# what can i do with this mess



## bushynose (Aug 17, 2004)

90 gallon tank, 6500K 110w lighting is sufficient for the plants but the algea is getting bad


----------



## trenac (Jul 16, 2004)

To help need more info... Water parameters: PH, KH, N03, P04, ferts used & schedule, water change schedule, C02 or not.


----------



## bushynose (Aug 17, 2004)

I live in nyc therefore i use tap water, i have all types of anubias and sand for a substrate, three bushynose plecos that bred and three basketmouth cichlids. My plants are anchored on african bogwood. The plants are growing fine,flower often and get new leaves fairly often. If I had to keep track of chemestry and co2 and all that i might as well give up the hobby. I havent changed my filters in months and done veryfew water changes. Seems like one type of algea doesnt like the lack of water changes but caused another type to grow like a green blanket that I can actually siphon away. I must be doin something right as for my plants really do look good. should I just get rid of the cichlids and get a slew of SAE and shrimp and snails and non plant eating plecos.


----------



## Gomer (Feb 2, 2004)

The first thing I'd suggest is to get rid of that background. I really does nothing to help you. You would be much better of with a simple black background.


----------



## trenac (Jul 16, 2004)

A green sheet sounds to me like green slime algae (BGA) which can be gotten rid of by using E-mycin or a blackout; See this link...

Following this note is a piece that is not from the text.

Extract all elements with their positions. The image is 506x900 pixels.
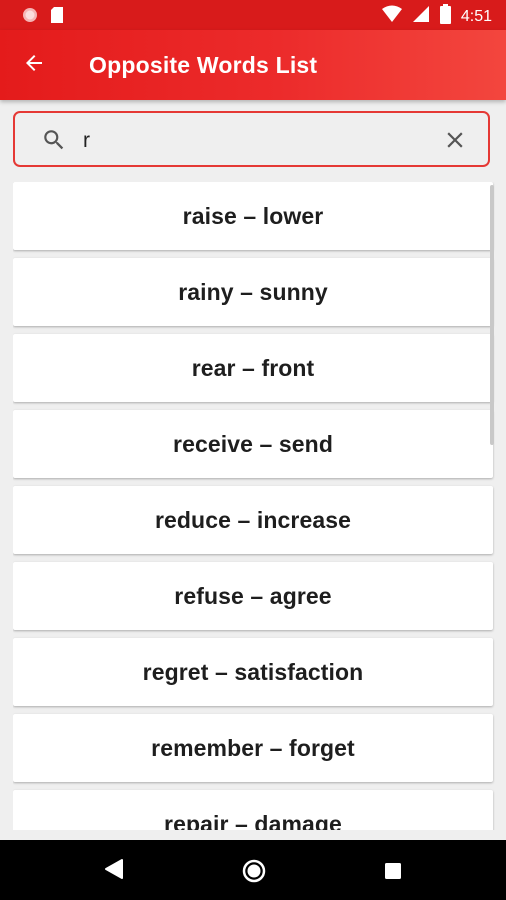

http://www.aquariaplants.com/alqaeproblems.htm

Algae's are caused by a in-balance in the tank, so there is no guarantee that the algae will not re-appear after treatment if you do not do frequent water changes and keep track of your water parameters.


----------



## JanS (Apr 14, 2004)

Quite honestly that doesn't look like such a mess to me.  

Like Gomer said, get a solid background, step up your water changes, and do your filter maintenance and you're on your way to a stable tank.


----------



## bushynose (Aug 17, 2004)

Thanking everyone in advance for you responses i will take the advice concerning the background. There is a green furry algea on the driftwood that is extremely tough, it may even be some type of plant but i do fear that it is black brush. For no apparent reason it stopped growing on the plants and they are almost completely free of it. I thought mabe the baby bristle plecos are getting out at night and helping out, but the big cichlid will get them if they leave their place of refuge. I will try to take some photos of it therefore I can get some advice concerning how to control it. Possibly I just want to keep bvarious types of algea eating fish. Its a 90 gallon tank


----------